En lo que va del 2025, al menos 85 uniformados, entre policías y soldados, han sido secuestrados en Colombia. Una cifra escandalosa que, sin embargo, parece estar en proceso de normalización, al igual que las masacres, los desplazamientos y la creciente presencia de grupos armados ilegales.
En marzo, 28 policías y un militar fueron retenidos ilegalmente en El Plateado, Cauca, por pobladores constreñidos por disidencias de las FARC. Dos días después fueron liberados. El pasado 21 de junio, 57 militares fueron secuestrados en El Tambo, también en Cauca, en una repetición macabra del mismo patrón: comunidades usadas como escudos humanos y Fuerza Pública humillada.
La respuesta institucional no puede seguir siendo tibia. Pedir con comedimiento la liberación de nuestros soldados no es una solución. Tampoco lo es apelar a la buena voluntad de quienes han convertido las retenciones (que no son otra cosa que secuestros simples), en estrategia política y territorial.
Los actores de la guerra son tan cínicos que se atreven a afirmar que no se aceptan las liberaciones por la fuerza, toda vez que, a juicio de ellos, eso sería tanto como tener un Gobierno que “golpea al pueblo”, cuando la verdad es que quienes secuestran ya no son solo armados ilegales, sino comunidades que actúan bajo órdenes.
En Colombia se han invertido los papeles: la Fuerza Pública, llamada a proteger a las comunidades, hoy es secuestrada por ellas. No por voluntad propia, sino bajo la presión de grupos criminales que dominan extensas zonas sin presencia efectiva del Estado. Y mientras tanto, el país se acostumbra tanto que ya no hay asombro.
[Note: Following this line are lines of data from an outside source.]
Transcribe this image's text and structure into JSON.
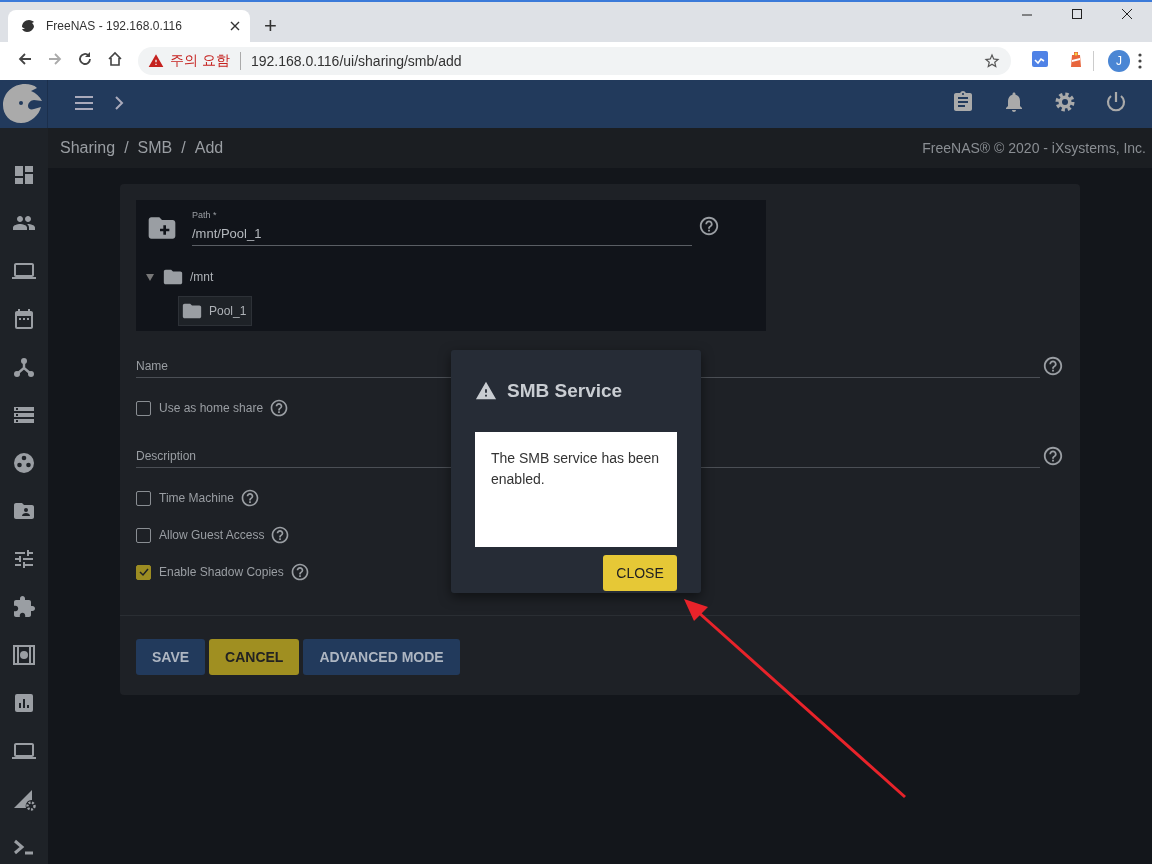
{
  "browser": {
    "tab_title": "FreeNAS - 192.168.0.116",
    "new_tab": "+",
    "security_warning": "주의 요함",
    "url": "192.168.0.116/ui/sharing/smb/add",
    "profile_initial": "J"
  },
  "breadcrumb": {
    "items": [
      "Sharing",
      "SMB",
      "Add"
    ],
    "separator": "/"
  },
  "copyright": "FreeNAS® © 2020 - iXsystems, Inc.",
  "form": {
    "path": {
      "label": "Path *",
      "value": "/mnt/Pool_1"
    },
    "tree": {
      "name": "/mnt",
      "expanded": true,
      "children": [
        {
          "name": "Pool_1",
          "selected": true
        }
      ]
    },
    "name_field": {
      "placeholder": "Name"
    },
    "description_field": {
      "placeholder": "Description"
    },
    "checkboxes": [
      {
        "label": "Use as home share",
        "checked": false
      },
      {
        "label": "Time Machine",
        "checked": false
      },
      {
        "label": "Allow Guest Access",
        "checked": false
      },
      {
        "label": "Enable Shadow Copies",
        "checked": true
      }
    ],
    "buttons": [
      {
        "label": "SAVE",
        "kind": "primary"
      },
      {
        "label": "CANCEL",
        "kind": "accent"
      },
      {
        "label": "ADVANCED MODE",
        "kind": "primary"
      }
    ]
  },
  "dialog": {
    "title": "SMB Service",
    "message": "The SMB service has been enabled.",
    "button": "CLOSE"
  }
}
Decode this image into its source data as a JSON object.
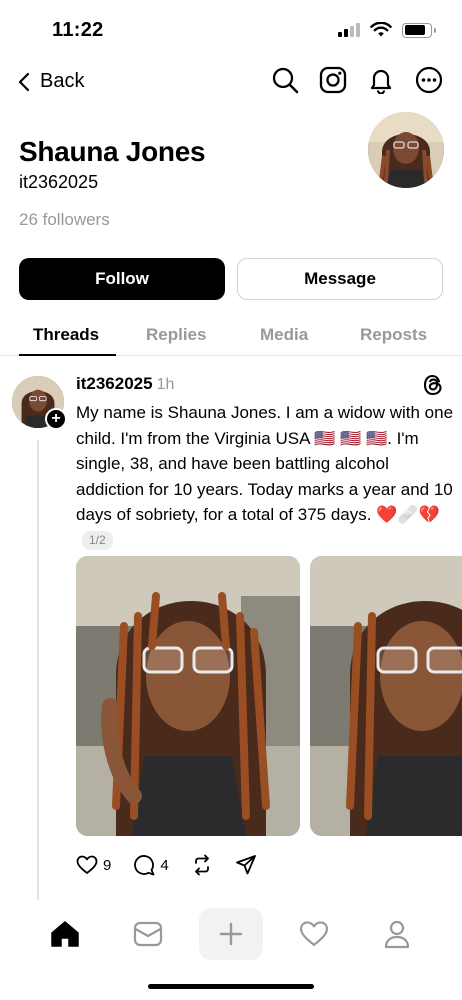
{
  "status": {
    "time": "11:22"
  },
  "nav": {
    "back_label": "Back",
    "icons": [
      "search-icon",
      "instagram-icon",
      "bell-icon",
      "more-icon"
    ]
  },
  "profile": {
    "name": "Shauna Jones",
    "handle": "it2362025",
    "followers": "26 followers",
    "follow_label": "Follow",
    "message_label": "Message"
  },
  "tabs": [
    {
      "label": "Threads",
      "active": true
    },
    {
      "label": "Replies",
      "active": false
    },
    {
      "label": "Media",
      "active": false
    },
    {
      "label": "Reposts",
      "active": false
    }
  ],
  "post": {
    "username": "it2362025",
    "time": "1h",
    "text": "My name is Shauna Jones. I am a widow with one child. I'm from the Virginia USA 🇺🇸  🇺🇸 🇺🇸. I'm single, 38, and have been battling alcohol addiction for 10 years. Today marks a year and 10 days of sobriety, for a total of 375 days. ❤️🩹💔",
    "page_indicator": "1/2",
    "likes": "9",
    "replies": "4"
  },
  "colors": {
    "primary": "#000000",
    "muted": "#999999",
    "divider": "#e6e6e6"
  }
}
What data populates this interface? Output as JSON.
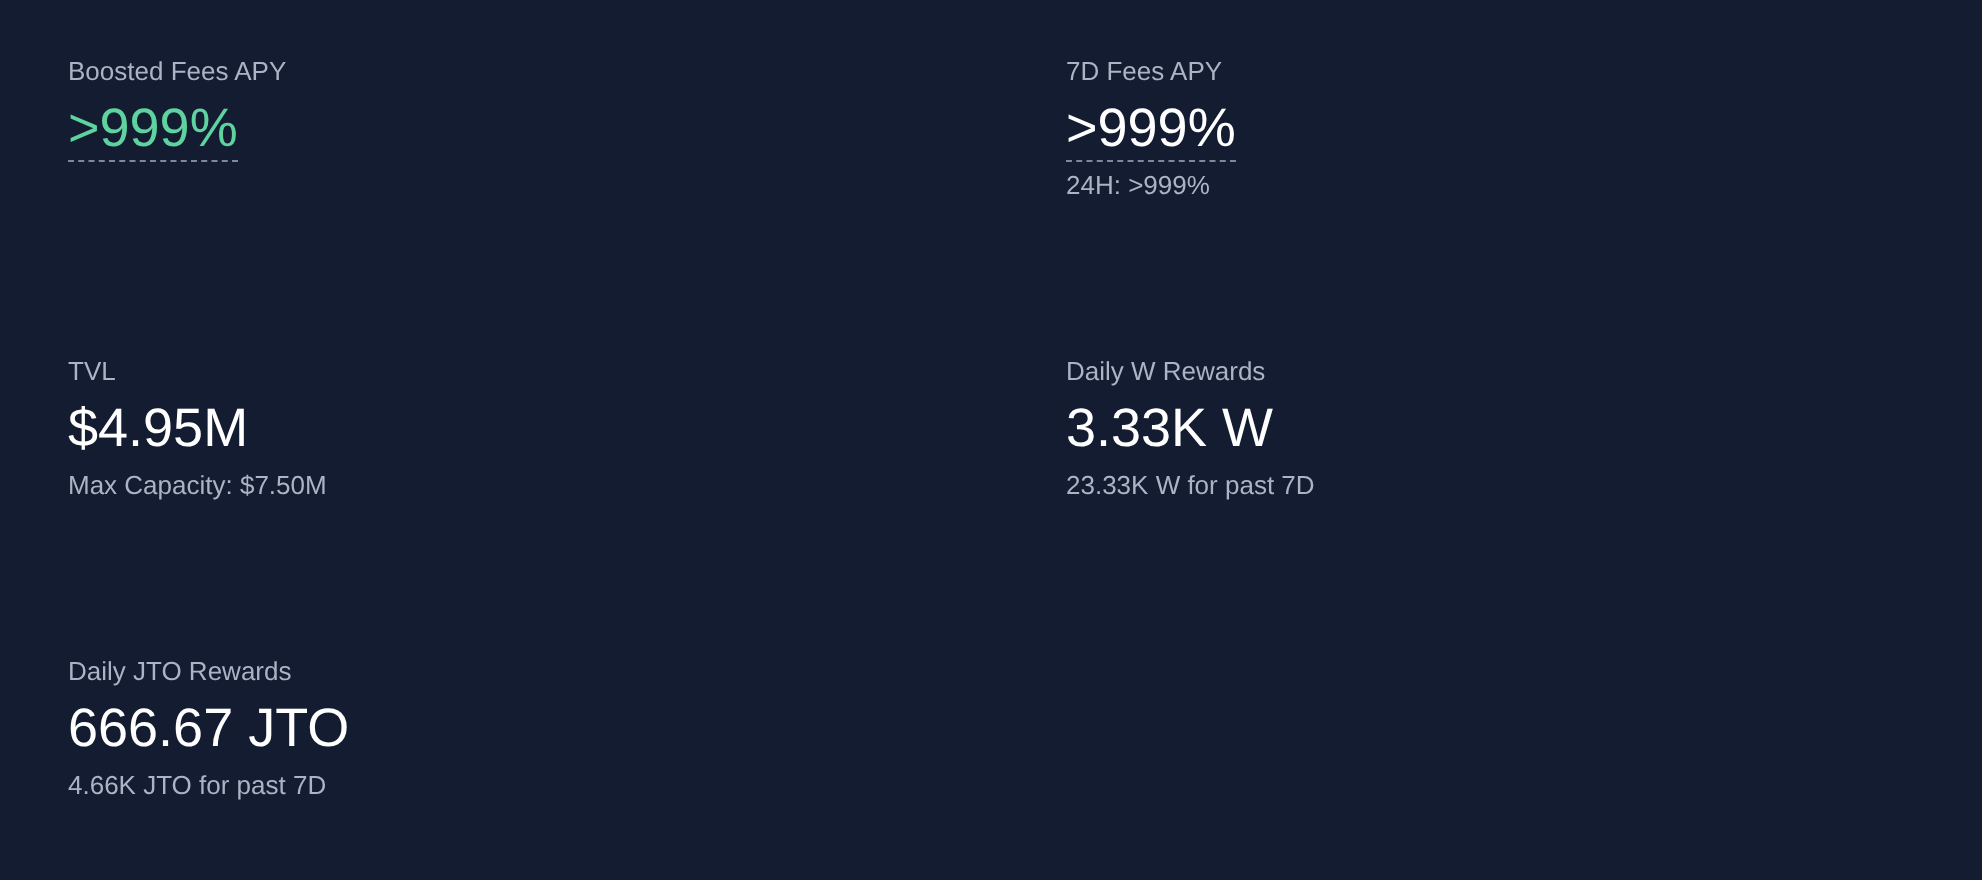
{
  "stats": [
    {
      "label": "Boosted Fees APY",
      "value": ">999%",
      "highlighted": true,
      "dashed_underline": true
    },
    {
      "label": "7D Fees APY",
      "value": ">999%",
      "highlighted": false,
      "dashed_underline": true,
      "sub": "24H: >999%"
    },
    {
      "label": "TVL",
      "value": "$4.95M",
      "highlighted": false,
      "dashed_underline": false,
      "sub": "Max Capacity: $7.50M"
    },
    {
      "label": "Daily W Rewards",
      "value": "3.33K W",
      "highlighted": false,
      "dashed_underline": false,
      "sub": "23.33K W for past 7D"
    },
    {
      "label": "Daily JTO Rewards",
      "value": "666.67 JTO",
      "highlighted": false,
      "dashed_underline": false,
      "sub": "4.66K JTO for past 7D"
    }
  ]
}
El más reciente rescate de los 57 militares fue un logro de la presión militar y del liderazgo del ministro de Defensa, quien logró la liberación sin derramamiento de sangre. Sí, es valioso que no haya muertos. Pero ese resultado también deja un mensaje claro: el Estado sí tiene poder cuando actúa con decisión. Los delincuentes no pueden imponer los tiempos ni las condiciones.
Colombia tiene con qué hacerse respetar. Lo que nos está fallando es el carácter. La sumisión no es sinónimo de paz, y la prudencia no puede confundirse con debilidad. Hoy estamos arrodillados ante el crimen porque el Estado ha renunciado a su autoridad en los territorios. Es hora de volver a levantar la cabeza.